5.2.6. Querying the data#

As the data is now inserted into Quasar, we can now query it using the query interface.

We’ll first do a simple plot of all recent trade prices.

q = """
SELECT
$timestamp,
price
FROM
"products/btcusd/trades"
"""
df = qdbpd.query(conn, q)
plot_stock(df, x_axis_type='datetime')

We can turn this data into a classic candlestick OHLC chart in realtime by making using of Quasar’s aggregation functionality. Below is an overview of what Quasar aggregation to use for each of the OHLC features:

Feature	Function
Open	FIRST()
High	MAX()
Low	MIN()
Close	LAST()

When using aggregation functions, we need to add two conditions to the query:

A “group by” qualifier, that determines what groups to aggregate on. In our case, we will want to specify a time duration, e.g. “5min” if we want OHLC charts with 5 minute buckets;

A timerange qualifier: this tells Quasar the timerange we are interested in, which is required when using aggregations.
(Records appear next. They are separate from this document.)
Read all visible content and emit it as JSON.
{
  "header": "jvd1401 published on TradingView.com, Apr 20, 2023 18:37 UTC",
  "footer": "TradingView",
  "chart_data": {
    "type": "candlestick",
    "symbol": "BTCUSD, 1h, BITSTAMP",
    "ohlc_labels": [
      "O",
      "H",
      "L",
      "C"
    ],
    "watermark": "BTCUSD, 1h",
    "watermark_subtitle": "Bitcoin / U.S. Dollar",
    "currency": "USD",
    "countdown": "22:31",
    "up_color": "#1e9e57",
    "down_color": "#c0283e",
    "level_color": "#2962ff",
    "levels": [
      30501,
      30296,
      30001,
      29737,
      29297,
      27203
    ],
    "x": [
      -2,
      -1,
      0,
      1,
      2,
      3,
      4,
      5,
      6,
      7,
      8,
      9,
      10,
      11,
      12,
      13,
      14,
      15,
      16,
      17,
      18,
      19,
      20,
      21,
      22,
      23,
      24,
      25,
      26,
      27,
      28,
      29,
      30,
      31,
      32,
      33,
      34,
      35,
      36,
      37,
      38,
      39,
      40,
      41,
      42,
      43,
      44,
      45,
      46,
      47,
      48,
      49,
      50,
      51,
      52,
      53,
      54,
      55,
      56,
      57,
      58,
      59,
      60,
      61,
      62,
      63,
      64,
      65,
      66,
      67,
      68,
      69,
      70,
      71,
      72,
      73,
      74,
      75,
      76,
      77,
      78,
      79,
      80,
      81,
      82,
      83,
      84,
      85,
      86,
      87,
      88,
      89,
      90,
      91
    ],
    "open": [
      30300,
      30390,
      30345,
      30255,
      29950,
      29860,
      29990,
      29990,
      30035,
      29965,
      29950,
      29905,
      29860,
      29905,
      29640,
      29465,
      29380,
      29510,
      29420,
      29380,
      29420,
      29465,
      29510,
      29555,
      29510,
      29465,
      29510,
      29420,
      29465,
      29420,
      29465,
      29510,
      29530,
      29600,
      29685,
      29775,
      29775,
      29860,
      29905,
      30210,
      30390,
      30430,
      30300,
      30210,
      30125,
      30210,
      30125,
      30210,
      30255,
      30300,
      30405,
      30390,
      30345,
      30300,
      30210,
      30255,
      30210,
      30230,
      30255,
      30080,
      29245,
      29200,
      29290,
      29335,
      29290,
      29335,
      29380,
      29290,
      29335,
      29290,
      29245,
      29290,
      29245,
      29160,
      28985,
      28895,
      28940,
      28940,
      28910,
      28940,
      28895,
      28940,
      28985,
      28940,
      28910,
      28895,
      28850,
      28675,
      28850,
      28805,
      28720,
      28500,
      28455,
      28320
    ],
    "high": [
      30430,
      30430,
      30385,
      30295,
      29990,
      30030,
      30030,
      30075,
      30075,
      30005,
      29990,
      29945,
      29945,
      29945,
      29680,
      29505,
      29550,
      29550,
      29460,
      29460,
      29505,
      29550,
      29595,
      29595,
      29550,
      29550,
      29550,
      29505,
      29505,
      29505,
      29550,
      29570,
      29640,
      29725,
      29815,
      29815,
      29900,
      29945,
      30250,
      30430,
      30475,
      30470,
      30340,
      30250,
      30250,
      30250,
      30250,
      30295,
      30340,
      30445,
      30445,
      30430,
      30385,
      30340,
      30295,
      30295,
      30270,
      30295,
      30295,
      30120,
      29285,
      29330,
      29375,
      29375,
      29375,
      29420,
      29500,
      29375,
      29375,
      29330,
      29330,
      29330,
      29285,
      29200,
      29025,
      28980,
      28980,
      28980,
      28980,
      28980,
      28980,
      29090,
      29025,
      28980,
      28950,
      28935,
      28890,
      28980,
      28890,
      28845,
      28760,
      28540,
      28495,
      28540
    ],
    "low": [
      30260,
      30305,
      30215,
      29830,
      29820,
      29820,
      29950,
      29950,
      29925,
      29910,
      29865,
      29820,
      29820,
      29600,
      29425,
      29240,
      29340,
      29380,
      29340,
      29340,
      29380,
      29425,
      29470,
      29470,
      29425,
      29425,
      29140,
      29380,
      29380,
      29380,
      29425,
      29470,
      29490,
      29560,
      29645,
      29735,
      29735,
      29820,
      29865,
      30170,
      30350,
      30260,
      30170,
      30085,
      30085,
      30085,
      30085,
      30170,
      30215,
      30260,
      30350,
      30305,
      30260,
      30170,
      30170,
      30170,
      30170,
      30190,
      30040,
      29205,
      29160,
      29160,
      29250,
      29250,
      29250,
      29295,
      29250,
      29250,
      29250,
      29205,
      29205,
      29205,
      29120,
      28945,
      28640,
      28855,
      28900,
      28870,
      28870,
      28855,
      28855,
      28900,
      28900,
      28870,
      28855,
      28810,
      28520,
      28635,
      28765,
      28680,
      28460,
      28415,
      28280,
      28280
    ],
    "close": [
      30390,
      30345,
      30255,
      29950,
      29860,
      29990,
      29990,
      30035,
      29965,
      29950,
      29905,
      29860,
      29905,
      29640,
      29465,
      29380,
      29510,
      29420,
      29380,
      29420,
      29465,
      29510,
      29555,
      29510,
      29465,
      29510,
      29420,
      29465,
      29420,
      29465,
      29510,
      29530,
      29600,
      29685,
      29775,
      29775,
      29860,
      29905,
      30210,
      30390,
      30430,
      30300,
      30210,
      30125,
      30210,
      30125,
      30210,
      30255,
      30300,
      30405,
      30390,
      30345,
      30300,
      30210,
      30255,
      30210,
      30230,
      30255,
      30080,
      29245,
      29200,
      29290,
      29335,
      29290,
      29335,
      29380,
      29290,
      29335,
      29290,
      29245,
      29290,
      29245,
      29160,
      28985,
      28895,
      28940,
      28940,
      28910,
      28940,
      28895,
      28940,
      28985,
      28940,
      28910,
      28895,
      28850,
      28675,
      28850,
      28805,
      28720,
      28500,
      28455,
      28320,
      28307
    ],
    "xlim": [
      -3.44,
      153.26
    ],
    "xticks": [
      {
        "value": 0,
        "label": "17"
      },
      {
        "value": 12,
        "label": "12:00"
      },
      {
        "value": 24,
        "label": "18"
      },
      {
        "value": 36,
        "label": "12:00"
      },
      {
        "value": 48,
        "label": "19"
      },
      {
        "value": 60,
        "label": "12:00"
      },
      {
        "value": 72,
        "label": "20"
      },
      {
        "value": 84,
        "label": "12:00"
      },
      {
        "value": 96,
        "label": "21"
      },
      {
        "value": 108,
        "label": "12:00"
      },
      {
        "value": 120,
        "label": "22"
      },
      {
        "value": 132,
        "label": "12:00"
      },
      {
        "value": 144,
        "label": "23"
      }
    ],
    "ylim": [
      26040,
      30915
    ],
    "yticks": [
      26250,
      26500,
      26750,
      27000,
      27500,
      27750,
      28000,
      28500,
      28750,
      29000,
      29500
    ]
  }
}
The query we will use will look like:

SELECT
$timestamp,
FIRST(price),
MAX(price),
MIN(price),
LAST(price)
FROM ..
IN RANGE <timespan>
GROUP BY <duration>

We can then turn the results of this query into OHLC candlesticks as demonstrated in the code below:

q = """
SELECT
$timestamp,
FIRST(price) AS open,
MAX(price) AS high,
MIN(price) AS low,
LAST(price) AS close
FROM "products/btcusd/trades"
IN RANGE (NOW(), -6h)
GROUP BY 5min
"""
df = qdbpd.query(conn, q).set_index('$timestamp')
plot_ohlc(df)

5.2.7. Conclusion#

And that’s all you need to do to get the data in a shape that allows for drawing candlesticks.

In this guide we covered:

How to interact with QuasarDB’s pandas API;

How to create tables, ingest data and query the data;

How to perform aggregations necessary to render OHLC charts.